眾人見他,根本就是逆來順受忍氣吞聲的受氣包,不由得嗤笑。
蘇以塵脫下圍裙出門的時候,還能聽到後面少年們的鬨笑聲:“救命,顧總,他真的一點都比不上夙夙,夙夙怎麼可能會這樣,瞅他那個慫包樣!哈哈哈哈哈。”
蘇以塵離開了別墅,耳朵終於安靜了下來。
他打車買了菜,又去了個安靜一點的地方。
“喂?”蘇以塵揉了揉眉心。
“蘇蘇,你預判的沒錯,這次公司可以和顧家的專案競爭,我們這邊有人脈也有市場,也有很大的前景,有不少投資方已經看中我們了。”電話裡的男人語氣沉穩,“有百分之六十的機率可以成功。”
“我要百分百的成功機率。”蘇以塵眸光清澈見底,他萬分冷靜,玻璃映照出他的臉,投射出幾分野心與魄力,“這次一定可以,我相信你,沈元。”
沈元在電話那頭笑了笑,聽到他的聲音笑聲都有幾分開心:“還是我們小蘇總有野心有魄力。”語畢,他低聲道,“裴家小少爺要回來了,明天接風宴,我們公司也受邀在列,你……在顧家一切小心。”
“嗯,我自有分寸,顧寒舟非常闊綽,我還可以苟一段時間。”蘇以塵眸光幽深,“明天是裴夙月的接風宴,我估計他們還會找機會刁難我。你明天多找幾個老總談談專案,別把心思放我身上。”
“好。”沈元笑道。
結束通話後,蘇以塵便拎著菜回去了。
回去後,天色已晚。
那群小少爺們已經回去了。
客廳裡,只有顧寒舟一個人在抽菸,他優雅的翹著二郎腿,檢視公司的賬目報表,淡然的眼神有著處事不驚的風輕雲淡。
蘇以塵凝視著他的背影,不得不說,在這樣極具壓迫性的領導手底下做事,一定會壓力倍增。他很喜歡顧寒舟在事業上的能力。
太強了,是他非常想要超越的目標。
“回來了?”顧寒舟嗓音不冷不淡響起。
“啊,嗯,我回來了。”蘇以塵換了一幅表情,換上一幅拖鞋,將買來的車厘子洗了放在顧寒舟身前的桌子上,笑容溫柔又體貼,彷彿已經忘記了下午的事情,他抿唇開口,“先生……這是,我為你買的,聽說你喜歡,你不經常回來……我就……”
他說著說著,便低下了頭,似乎在為下午的事情傷心。
顧寒舟舉著煙,眯著眼看他一眼,問道:“蘇蘇,下午的事情,難過了?”
蘇以塵紅著眼眶搖頭:“不難過。”
顧寒舟招了招手,“過來。”
蘇以塵聽話地起身坐在他身邊。
一張大手掌捏了捏蘇以塵的臉。
蘇以塵渾身僵硬,不敢動。
顧寒舟吐掉眼圈,眯著眸看向他,輕笑道:“都哭過了,還不難過?”
語氣很寵。
顧寒舟此人無論做什麼事情都不能看表面。
蘇以塵鼻子一紅,眼眸垂落:“他們說的沒錯。”
“蘇蘇。”顧寒舟這一聲叫的情意款款,就是不知道叫的是蘇蘇,還是夙夙了。
他緩緩道,“今天是我的不對。”
蘇以塵受寵若驚地看著他。
顧寒舟眸光似笑非笑的望著他,警告道:“明天夙夙的接風宴,什麼該說,什麼不該說,你懂的。你很聽話的,你只是我工作上的助理,是不是?”

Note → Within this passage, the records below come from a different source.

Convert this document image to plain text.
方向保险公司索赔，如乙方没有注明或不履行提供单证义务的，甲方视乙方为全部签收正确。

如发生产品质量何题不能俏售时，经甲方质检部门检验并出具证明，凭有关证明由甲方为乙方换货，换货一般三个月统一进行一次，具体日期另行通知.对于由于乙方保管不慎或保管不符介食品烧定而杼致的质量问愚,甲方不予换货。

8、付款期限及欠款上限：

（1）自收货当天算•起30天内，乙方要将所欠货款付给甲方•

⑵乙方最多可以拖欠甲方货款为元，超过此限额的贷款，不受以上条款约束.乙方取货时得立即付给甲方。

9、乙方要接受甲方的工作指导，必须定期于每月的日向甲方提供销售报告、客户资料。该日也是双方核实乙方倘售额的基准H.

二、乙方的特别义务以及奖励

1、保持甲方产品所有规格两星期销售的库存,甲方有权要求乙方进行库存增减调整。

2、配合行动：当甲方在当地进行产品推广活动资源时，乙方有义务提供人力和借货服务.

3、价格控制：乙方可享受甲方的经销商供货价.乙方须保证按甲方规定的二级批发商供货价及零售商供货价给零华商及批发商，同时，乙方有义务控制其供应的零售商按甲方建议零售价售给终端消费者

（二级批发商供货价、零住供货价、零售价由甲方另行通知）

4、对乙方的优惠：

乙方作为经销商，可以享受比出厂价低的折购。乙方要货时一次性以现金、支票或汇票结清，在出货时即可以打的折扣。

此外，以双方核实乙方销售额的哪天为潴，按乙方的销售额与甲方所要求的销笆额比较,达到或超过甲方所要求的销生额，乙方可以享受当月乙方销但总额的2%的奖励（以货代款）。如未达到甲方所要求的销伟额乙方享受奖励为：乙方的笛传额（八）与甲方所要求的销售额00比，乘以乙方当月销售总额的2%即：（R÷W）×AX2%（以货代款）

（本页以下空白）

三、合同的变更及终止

蘇以塵牙齒在打顫,低眉順目,紅著眼眶道:“是,我知道。”
“知道就好,不用做飯了,去睡覺吧。”顧寒舟招了招手。
蘇以塵乖順聽話的上樓,他回過頭,眼眸定定的的望了樓下的男人一眼,然後回屋去了。
顧寒舟吐了菸圈。
想起明日夙夙就要回來,面上泛起一抹難得的真心的笑容。
很快,第二天便到了。
一輛飛機緩緩落地。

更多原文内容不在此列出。